7) The reform of dance in the Eighteenth Century. The state of dance in the end of the Seventeenth Century. The criticism of the intellectuals of the Enlightment. The father of the reform of the ballet d’action: Franz Anton Hilverding. The pioneers of the reform of dance and musical opera in Wien: Gasparo Angiolini, C.W. Gluck, R. de' Calzabigi. The reformed pantomime ballet: Angiolini’s “Don Juan” (1761). Angiolini’s poetic. The querelle between Angiolini and Noverre. The consequences of the reform: virtuoso dance and pantomime dance.
8) The pre-romantic ballet: “La Fille Mal Gardée” (J. Dauberval, 1789). Toward the expressive ballet: the virtuosity and the new technic of the dance on pointe. The forerunners: Marie Camargo and Maria Taglioni. The “Ballet des Nonnes” in Mayerbeer’s “Robert le Diable” : the debut of the new technique of stage. Filippo Taglioni, choreographer and manager. Maria Taglioni, the first romantic étoile and the improvement of the expressive virtuosity. “La Sylphide” and “Giselle” : resemblances and differences.

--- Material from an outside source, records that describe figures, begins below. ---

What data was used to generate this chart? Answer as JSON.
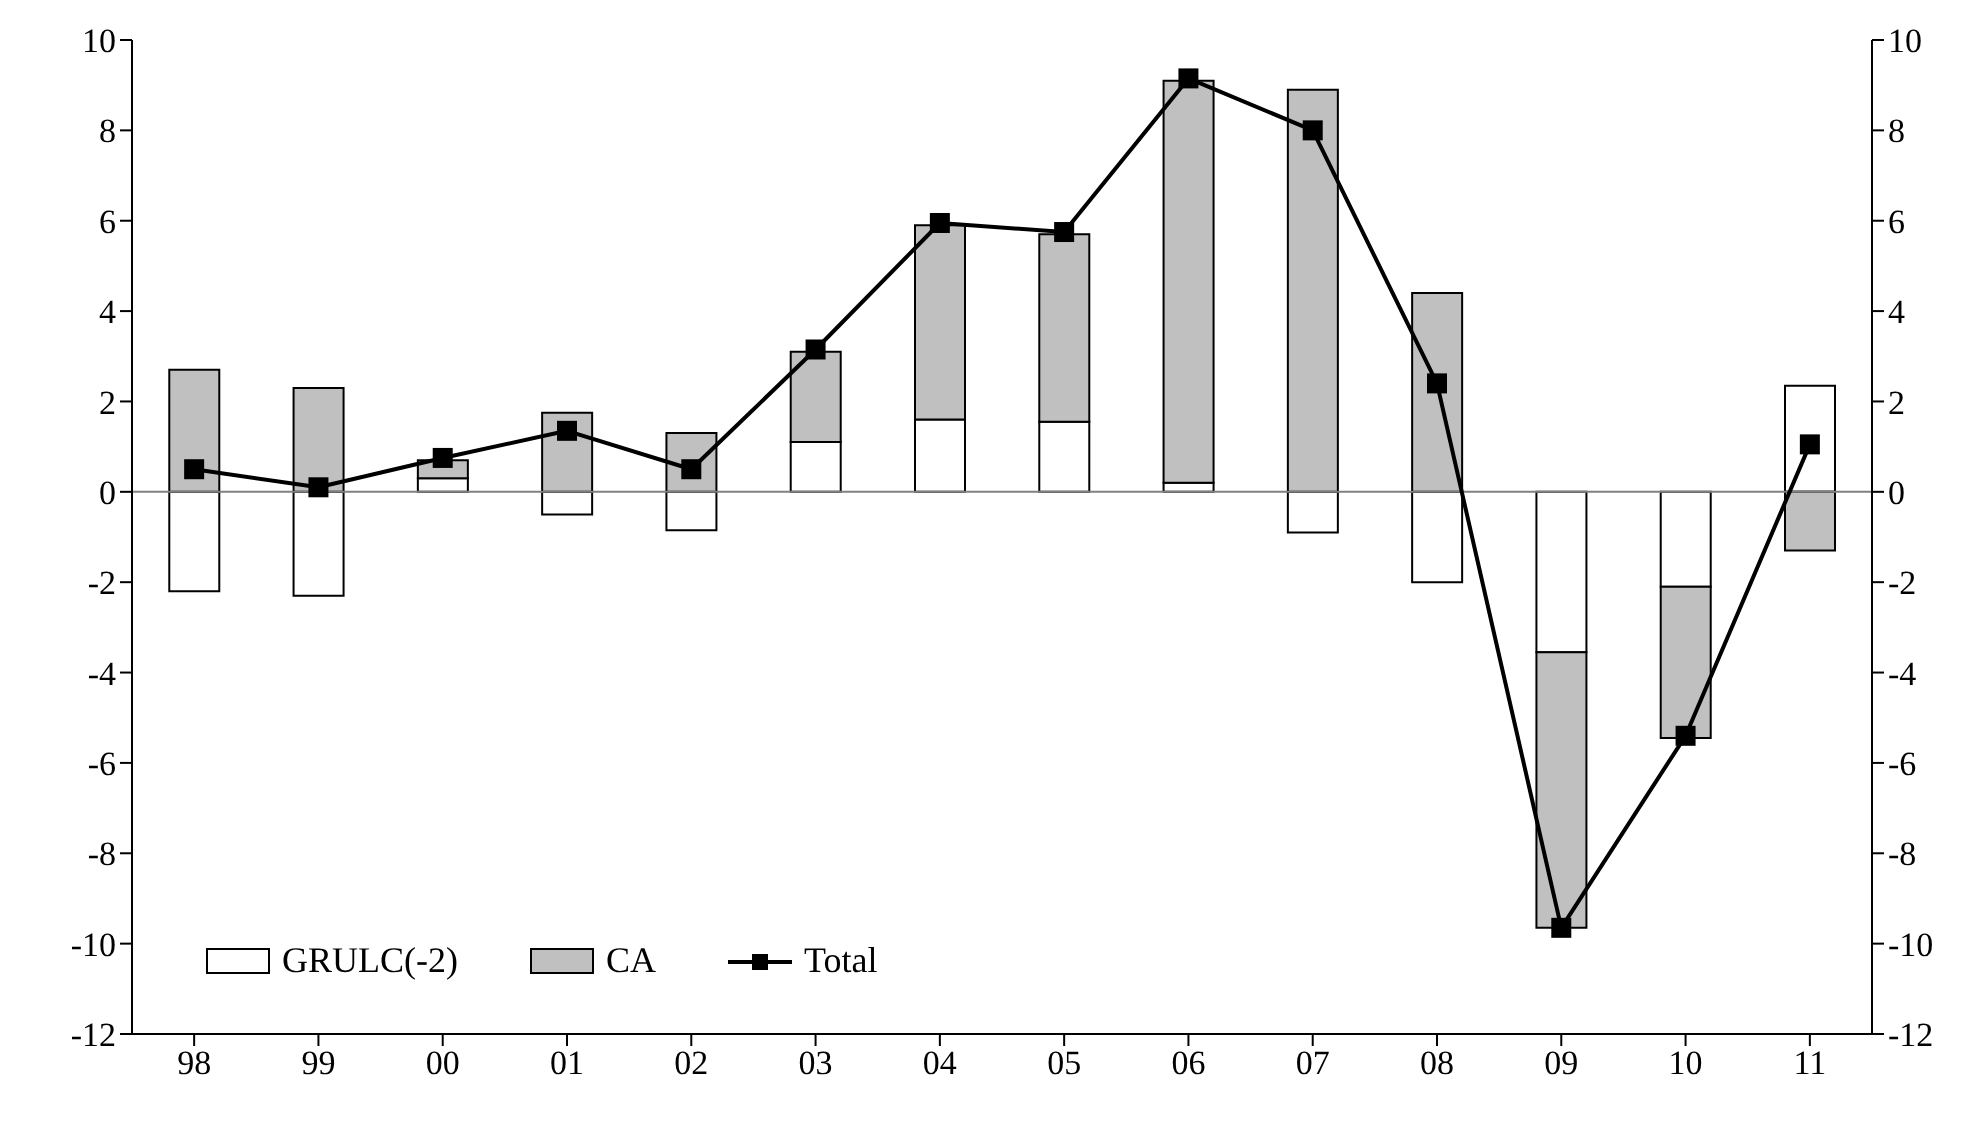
{
  "chart_data": {
    "type": "bar",
    "stacked": true,
    "categories": [
      "98",
      "99",
      "00",
      "01",
      "02",
      "03",
      "04",
      "05",
      "06",
      "07",
      "08",
      "09",
      "10",
      "11"
    ],
    "series": [
      {
        "name": "GRULC(-2)",
        "color": "#ffffff",
        "values": [
          -2.2,
          -2.3,
          0.3,
          -0.5,
          -0.85,
          1.1,
          1.6,
          1.55,
          0.2,
          -0.9,
          -2.0,
          -3.55,
          -2.1,
          2.35
        ]
      },
      {
        "name": "CA",
        "color": "#c0c0c0",
        "values": [
          2.7,
          2.3,
          0.4,
          1.75,
          1.3,
          2.0,
          4.3,
          4.15,
          8.9,
          8.9,
          4.4,
          -6.1,
          -3.35,
          -1.3
        ]
      },
      {
        "name": "Total",
        "type": "line",
        "color": "#000000",
        "marker": "square",
        "values": [
          0.5,
          0.1,
          0.75,
          1.35,
          0.5,
          3.15,
          5.95,
          5.75,
          9.15,
          8.0,
          2.4,
          -9.65,
          -5.4,
          1.05
        ]
      }
    ],
    "ylim": [
      -12,
      10
    ],
    "yticks": [
      -12,
      -10,
      -8,
      -6,
      -4,
      -2,
      0,
      2,
      4,
      6,
      8,
      10
    ],
    "y2lim": [
      -12,
      10
    ],
    "y2ticks": [
      -12,
      -10,
      -8,
      -6,
      -4,
      -2,
      0,
      2,
      4,
      6,
      8,
      10
    ],
    "ref_lines": [
      {
        "axis": "y",
        "value": 0,
        "color": "#808080"
      }
    ],
    "grid": false,
    "legend": "bottom left"
  }
}
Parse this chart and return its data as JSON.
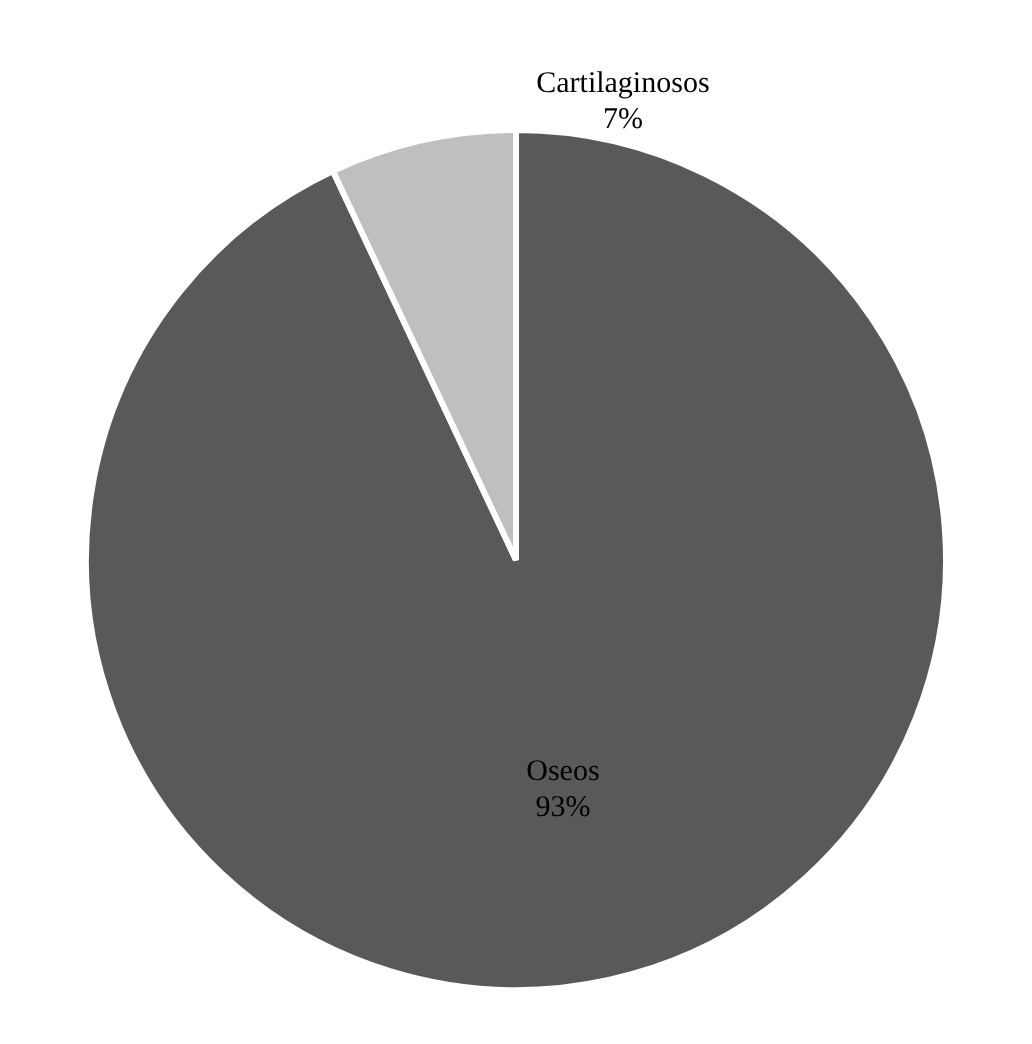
{
  "chart_data": {
    "type": "pie",
    "categories": [
      "Oseos",
      "Cartilaginosos"
    ],
    "values": [
      93,
      7
    ],
    "colors": [
      "#595959",
      "#bfbfbf"
    ],
    "value_labels": [
      "93%",
      "7%"
    ],
    "legend": false
  }
}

9) The romantic ballet outside Paris: Marius Petipa and the “refrom” of the romantic ballet in Russia. Biography and main productions. His collaboration with Ciaikovskij: The Sleeping Beauty, The Nutcraker, Swan Lake.
10) The rift of the Twentieth Century: Delsarte’s “Applied Aestethics” and the revolution of the free dance (Loie Fuller, Isadora Duncan, Ruth St. Denis). The continuity with the academic tradition: the neo-classicism of the Ballets Russes.